The reason why Art is unique, interesting and timeless is not because it is a perfect imitation of life but because it is an egocentric perception of life by the author and in that it is both unique and flawed.

For how else how can commonplace topics such as love, jealousy, marriage, fear, pain still be the centrifugal themes of literature, despite having been talked about for centuries? The reason being, that every single author took the same theme but presented it in a different color, angle, context and light thus offering it unique and still relevant.

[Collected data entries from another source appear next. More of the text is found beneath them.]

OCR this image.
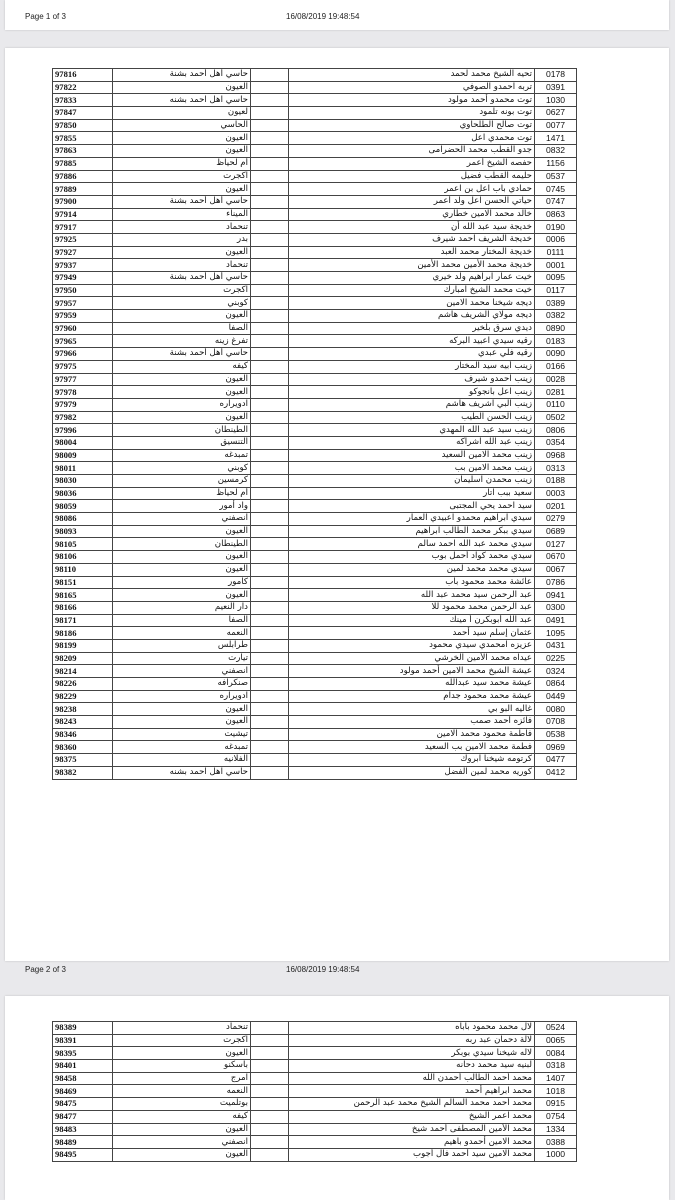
Page 1 of 3	16/08/2019 19:48:54
97816	حاسي أهل أحمد بشنة		تحيه الشيخ محمد لحمد	0178
97822	العيون		تربه احمدو الصوفي	0391
97833	حاسي اهل احمد بشنه		توت محمدو أحمد مولود	1030
97847	لعيون		توت بونه تلمود	0627
97850	الحاسي		توت صالح الطلحاوي	0077
97855	العيون		توت محمدي اعل	1471
97863	العيون		جدو القطب محمد الحضرامى	0832
97885	أم لحياظ		حفصه الشيخ أعمر	1156
97886	اكجرت		حليمه القطب فضيل	0537
97889	العيون		حمادي باب اعل بن اعمر	0745
97900	حاسي أهل أحمد بشنة		حياتي الحسن اعل ولد أعمر	0747
97914	الميناء		خالد محمد الامين خطاري	0863
97917	تنحماد		خديجة سيد عبد الله أن	0190
97925	بدر		خديجة الشريف احمد شيرف	0006
97927	العيون		خديجة المختار محمد العبد	0111
97937	تنحماد		خديجة محمد الأمين محمد الأمين	0001
97949	حاسي أهل أحمد بشنة		خيت عمار ابراهيم ولد خيري	0095
97950	اكجرت		خيت محمد الشيخ امبارك	0117
97957	كوبني		ديجه شيخنا محمد الامين	0389
97959	العيون		ديجه مولاي الشريف هاشم	0382
97960	الصفا		ديدي سرق بلخير	0890
97965	تفرغ زينه		رقيه سيدي اعبيد البركه	0183
97966	حاسي أهل أحمد بشنة		رقيه فلي عبدي	0090
97975	كيفه		زينب أبيه سيد المختار	0166
97977	العيون		زينب احمدو شيرف	0028
97978	العيون		زينب اعل بانجوكو	0281
97979	ادويراره		زينب البي اشريف هاشم	0110
97982	العيون		زينب الحسن الطيب	0502
97996	الطينطان		زينب سيد عبد الله المهدي	0806
98004	التنسيق		زينب عبد الله اشراكه	0354
98009	تمبدغه		زينب محمد الامين السعيد	0968
98011	كوبني		زينب محمد الامين بب	0313
98030	كرمسين		زينب محمدن اسليمان	0188
98036	أم لحياظ		سعيد ببب اتار	0003
98059	واد أمور		سيد احمد يحي المجتبى	0201
98086	انصفني		سيدي ابراهيم محمدو اعبيدي العمار	0279
98093	العيون		سيدي ببكر محمد الطالب ابراهيم	0689
98105	الطينطان		سيدي محمد عبد الله احمد سالم	0127
98106	العيون		سيدي محمد كواد أحمل بوب	0670
98110	العيون		سيدي محمد محمد لمين	0067
98151	كامور		عائشة محمد محمود باب	0786
98165	العيون		عبد الرحمن سيد محمد عبد الله	0941
98166	دار النعيم		عبد الرحمن محمد محمود للا	0300
98171	الصفا		عبد الله أبوبكرن أ مينك	0491
98186	النعمه		عثمان إسلم سيد أحمد	1095
98199	طرابلس		عزيزه امحمدي سيدي محمود	0431
98209	تيارت		عيداه محمد الأمين الخرشي	0225
98214	انصفني		عيشة الشيخ محمد الامين أحمد مولود	0324
98226	صنكرافه		عيشة محمد سيد عبدالله	0864
98229	ادويراره		عيشة محمد محمود جدام	0449
98238	العيون		غاليه البو بي	0080
98243	العيون		فائزه أحمد صمب	0708
98346	تيشيت		فاطمة محمود محمد الامين	0538
98360	تمبدغه		فطمة محمد الامين بب السعيد	0969
98375	الفلانيه		كرتومه شيخنا ابروك	0477
98382	حاسي اهل احمد بشنه		كوريه محمد لمين الفضل	0412
Page 2 of 3	16/08/2019 19:48:54
98389	تنحماد		لال محمد محمود باباه	0524
98391	اكجرت		لالة دحمان عبد ربه	0065
98395	العيون		لاله شيخنا سيدي بوبكر	0084
98401	باسكنو		لبنيه سيد محمد دحانه	0318
98458	امرج		محمد أحمد الطالب أحمدن الله	1407
98469	النعمه		محمد ابراهيم أحمد	1018
98475	بوتلميت		محمد أحمد محمد السالم الشيخ محمد عبد الرحمن	0915
98477	كيفه		محمد اعمر الشيخ	0754
98483	العيون		محمد الأمين المصطفى أحمد شيخ	1334
98489	انصفني		محمد الامين أحمدو باهيم	0388
98495	العيون		محمد الامين سيد أحمد فال أجوب	1000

Writing is less about how it makes “you” the reader feel and more about how it makes “me” the writer feel. Just as creating Art is a personal experience, so also is enjoying Art a very personal experience. Which is why, different people analyse the same piece of literature differently. It does not matter what the true intent of the writer was. As long as Art causes one to think and question why things are the way they are, and what if they were different?

To me, there isn’t a single photograph or piece of work that is not artistic. If it was created by a human then the element of “perception” and “flaw” should automatically make it artistic to some degree.

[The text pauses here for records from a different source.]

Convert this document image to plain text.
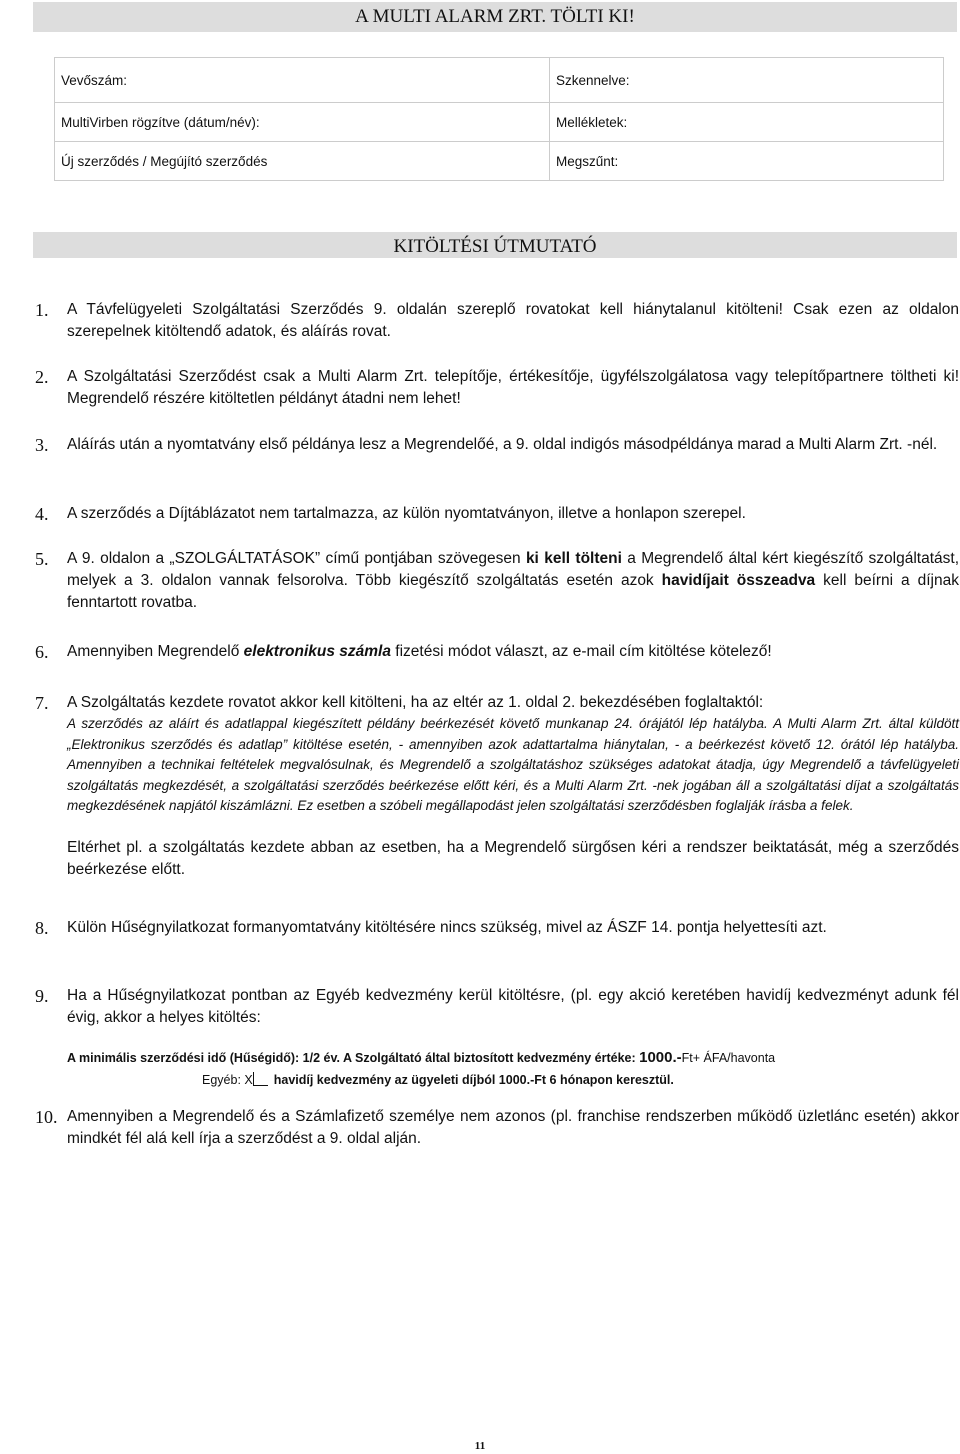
A MULTI ALARM ZRT. TÖLTI KI!
Vevőszám:	Szkennelve:
MultiVirben rögzítve (dátum/név):	Mellékletek:
Új szerződés / Megújító szerződés	Megszűnt:
KITÖLTÉSI ÚTMUTATÓ
1.	A Távfelügyeleti Szolgáltatási Szerződés 9. oldalán szereplő rovatokat kell hiánytalanul kitölteni! Csak ezen az oldalon szerepelnek kitöltendő adatok, és aláírás rovat.
2.	A Szolgáltatási Szerződést csak a Multi Alarm Zrt. telepítője, értékesítője, ügyfélszolgálatosa vagy telepítőpartnere töltheti ki! Megrendelő részére kitöltetlen példányt átadni nem lehet!
3.	Aláírás után a nyomtatvány első példánya lesz a Megrendelőé, a 9. oldal indigós másodpéldánya marad a Multi Alarm Zrt. -nél.
4.	A szerződés a Díjtáblázatot nem tartalmazza, az külön nyomtatványon, illetve a honlapon szerepel.
5.	A 9. oldalon a „SZOLGÁLTATÁSOK” című pontjában szövegesen ki kell tölteni a Megrendelő által kért kiegészítő szolgáltatást, melyek a 3. oldalon vannak felsorolva. Több kiegészítő szolgáltatás esetén azok havidíjait összeadva kell beírni a díjnak fenntartott rovatba.
6.	Amennyiben Megrendelő elektronikus számla fizetési módot választ, az e-mail cím kitöltése kötelező!
7.	A Szolgáltatás kezdete rovatot akkor kell kitölteni, ha az eltér az 1. oldal 2. bekezdésében foglaltaktól:
A szerződés az aláírt és adatlappal kiegészített példány beérkezését követő munkanap 24. órájától lép hatályba. A Multi Alarm Zrt. által küldött „Elektronikus szerződés és adatlap” kitöltése esetén, - amennyiben azok adattartalma hiánytalan, - a beérkezést követő 12. órától lép hatályba. Amennyiben a technikai feltételek megvalósulnak, és Megrendelő a szolgáltatáshoz szükséges adatokat átadja, úgy Megrendelő a távfelügyeleti szolgáltatás megkezdését, a szolgáltatási szerződés beérkezése előtt kéri, és a Multi Alarm Zrt. -nek jogában áll a szolgáltatási díjat a szolgáltatás megkezdésének napjától kiszámlázni. Ez esetben a szóbeli megállapodást jelen szolgáltatási szerződésben foglalják írásba a felek.
Eltérhet pl. a szolgáltatás kezdete abban az esetben, ha a Megrendelő sürgősen kéri a rendszer beiktatását, még a szerződés beérkezése előtt.
8.	Külön Hűségnyilatkozat formanyomtatvány kitöltésére nincs szükség, mivel az ÁSZF 14. pontja helyettesíti azt.
9.	Ha a Hűségnyilatkozat pontban az Egyéb kedvezmény kerül kitöltésre, (pl. egy akció keretében havidíj kedvezményt adunk fél évig, akkor a helyes kitöltés:
A minimális szerződési idő (Hűségidő): 1/2 év. A Szolgáltató által biztosított kedvezmény értéke: 1000.-Ft+ ÁFA/havonta
Egyéb: X havidíj kedvezmény az ügyeleti díjból 1000.-Ft 6 hónapon keresztül.
10. Amennyiben a Megrendelő és a Számlafizető személye nem azonos (pl. franchise rendszerben működő üzletlánc esetén) akkor mindkét fél alá kell írja a szerződést a 9. oldal alján.
11
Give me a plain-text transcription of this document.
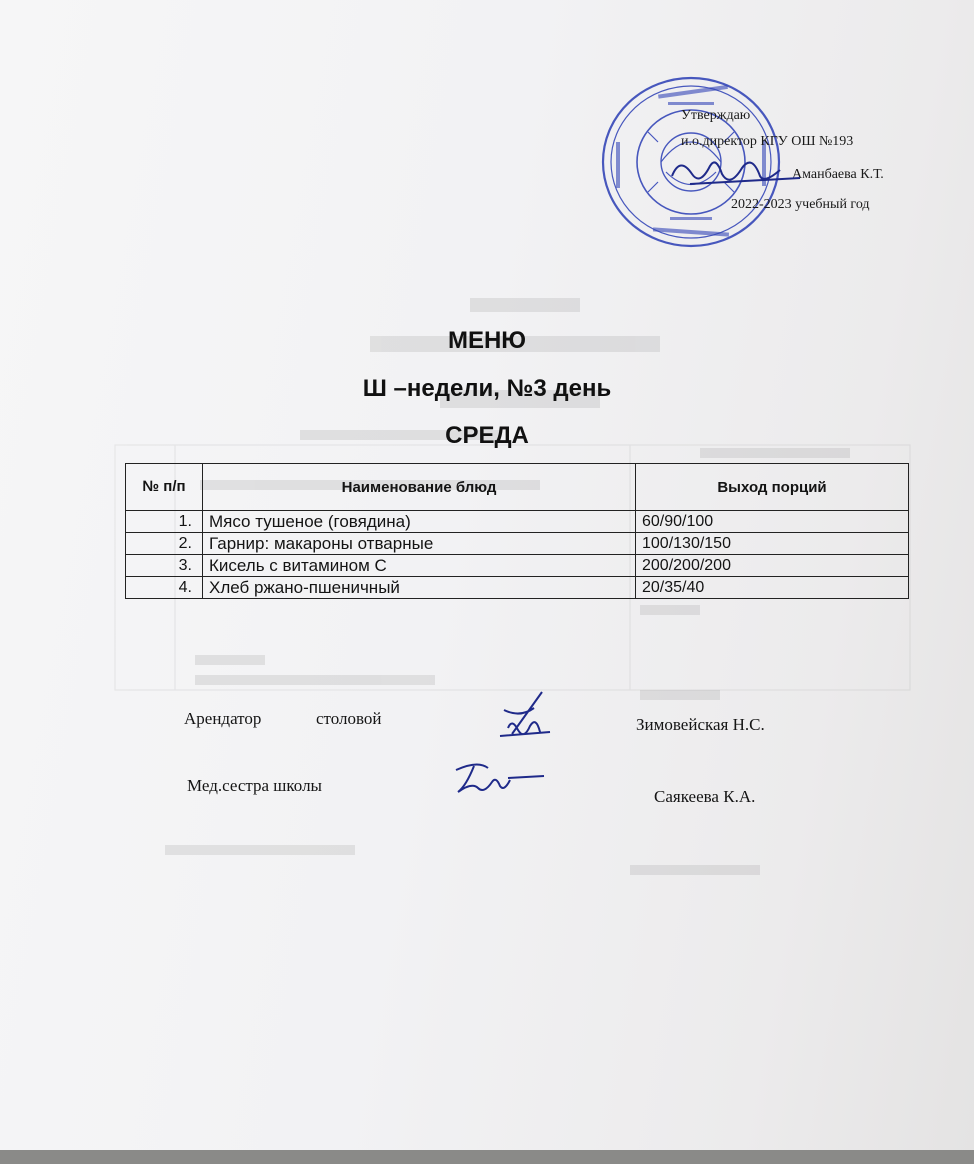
Утверждаю
и.о.директор КГУ ОШ №193
Аманбаева К.Т.
2022-2023 учебный год
МЕНЮ
Ш –недели, №3 день
СРЕДА
№ п/п	Наименование блюд	Выход порций
1.	Мясо тушеное (говядина)	60/90/100
2.	Гарнир: макароны отварные	100/130/150
3.	Кисель с витамином С	200/200/200
4.	Хлеб ржано-пшеничный	20/35/40
Арендатор	столовой	Зимовейская Н.С.
Мед.сестра школы
Саякеева К.А.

What then makes certain pieces of artwork so different from the rest? Masterpieces such as Dostoyevsky’s Crime and Punishment are definitely beautiful and profound in any language. I read the English version of the book (originally written in Russian) and cried at every single page, and still wondered how much was lost in the translation alone. Classic works of Fiction such as Emily Bronte’s, “Wuthering Heights” is as romantic today as it was when first published in 1847.  Or the unforgettable childhood that Maggie and Tom Tulliver share in “Mill in the Floss” by George Eliot is still the best testament to childhood and sibling love and rivalry today, as it was in 1860. These are just a few of the many examples to prove that while times will change, human emotions such as fear, pain, love and jealousy are and will always remain relevant as will the writer’s perceptions.

To me a well written piece of prose or poetry is like a necklace; pearl like words strung together by the central theme joined by a clasp where the beginning meets the end. Although a good piece of prose or poetry is meant to provoke deep emotions, questions, or tug at the core of one’s being, above all it is meant to simply allow the egocentric writer a channel to express. As for me just the sheer joy of seeing the little “call-out” button turn orange is incentive enough to burn the midnight oil.

Happy One month Birthday, U be Cute!